AERIS: Argonne Earth Systems Model for Reliable and Skillful Predictions
Väinö Hatanpää, Eugene Ku, Jason Stock, Murali Emani, Sam Foreman, Chunyong Jung, Sandeep Madireddy, Tung Nguyen, Varuni Sastry, Ray A. O. Sinurat, Sam Wheeler, Huihuo Zheng, Troy Arcomano, Venkatram Vishwanath, Rao Kotamarthi
2025-09-18
Summary
This paper introduces a new machine learning model, AERIS, designed for improved weather forecasting and climate prediction.

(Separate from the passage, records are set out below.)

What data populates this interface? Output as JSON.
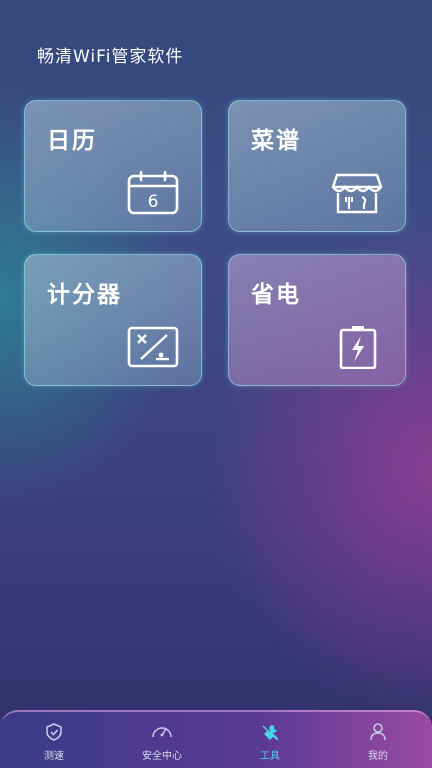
{
  "header": {
    "title": "畅清WiFi管家软件"
  },
  "tiles": [
    {
      "label": "日历",
      "icon": "calendar-icon",
      "icon_text": "6"
    },
    {
      "label": "菜谱",
      "icon": "shop-icon"
    },
    {
      "label": "计分器",
      "icon": "percent-icon"
    },
    {
      "label": "省电",
      "icon": "battery-charge-icon"
    }
  ],
  "tabbar": {
    "active": "工具",
    "tabs": [
      {
        "label": "测速",
        "icon": "shield-check-icon"
      },
      {
        "label": "安全中心",
        "icon": "speedometer-icon"
      },
      {
        "label": "工具",
        "icon": "tools-icon"
      },
      {
        "label": "我的",
        "icon": "user-icon"
      }
    ]
  },
  "colors": {
    "accent": "#4ad6ea",
    "tile_border": "#96ebf0"
  }
}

It focuses on making these predictions more accurate and reliable, especially when dealing with very detailed, high-resolution data.
What's the problem?
Current advanced weather forecasting methods, specifically those using diffusion-based machine learning, struggle to work efficiently when you try to make them handle really detailed, high-resolution data. Scaling these models up to handle that level of detail is difficult and often unstable, meaning they can crash or produce unreliable results. Essentially, the computational demands become too much.
What's the solution?
The researchers developed AERIS, a powerful model with up to 80 billion parameters, built using a special type of transformer architecture. They also created a technique called SWiPe which allows the model to be split up and run across many computer processors simultaneously without slowing things down due to communication overhead. This allows AERIS to process massive datasets and achieve high performance, sustaining over 10 ExaFLOPS on a supercomputer.
Why it matters?
This work is important because it demonstrates the potential of very large machine learning models for significantly improving weather and climate predictions. AERIS not only performs better than existing forecasting systems but also remains stable for longer prediction periods, potentially allowing for more accurate seasonal forecasts and a better understanding of long-term climate trends.
Abstract
Generative machine learning offers new opportunities to better understand complex Earth system dynamics. Recent diffusion-based methods address spectral biases and improve ensemble calibration in weather forecasting compared to deterministic methods, yet have so far proven difficult to scale stably at high resolutions. We introduce AERIS, a 1.3 to 80B parameter pixel-level Swin diffusion transformer to address this gap, and SWiPe, a generalizable technique that composes window parallelism with sequence and pipeline parallelism to shard window-based transformers without added communication cost or increased global batch size. On Aurora (10,080 nodes), AERIS sustains 10.21 ExaFLOPS (mixed precision) and a peak performance of 11.21 ExaFLOPS with 1 times 1 patch size on the 0.25{\deg} ERA5 dataset, achieving 95.5% weak scaling efficiency, and 81.6% strong scaling efficiency. AERIS outperforms the IFS ENS and remains stable on seasonal scales to 90 days, highlighting the potential of billion-parameter diffusion models for weather and climate prediction.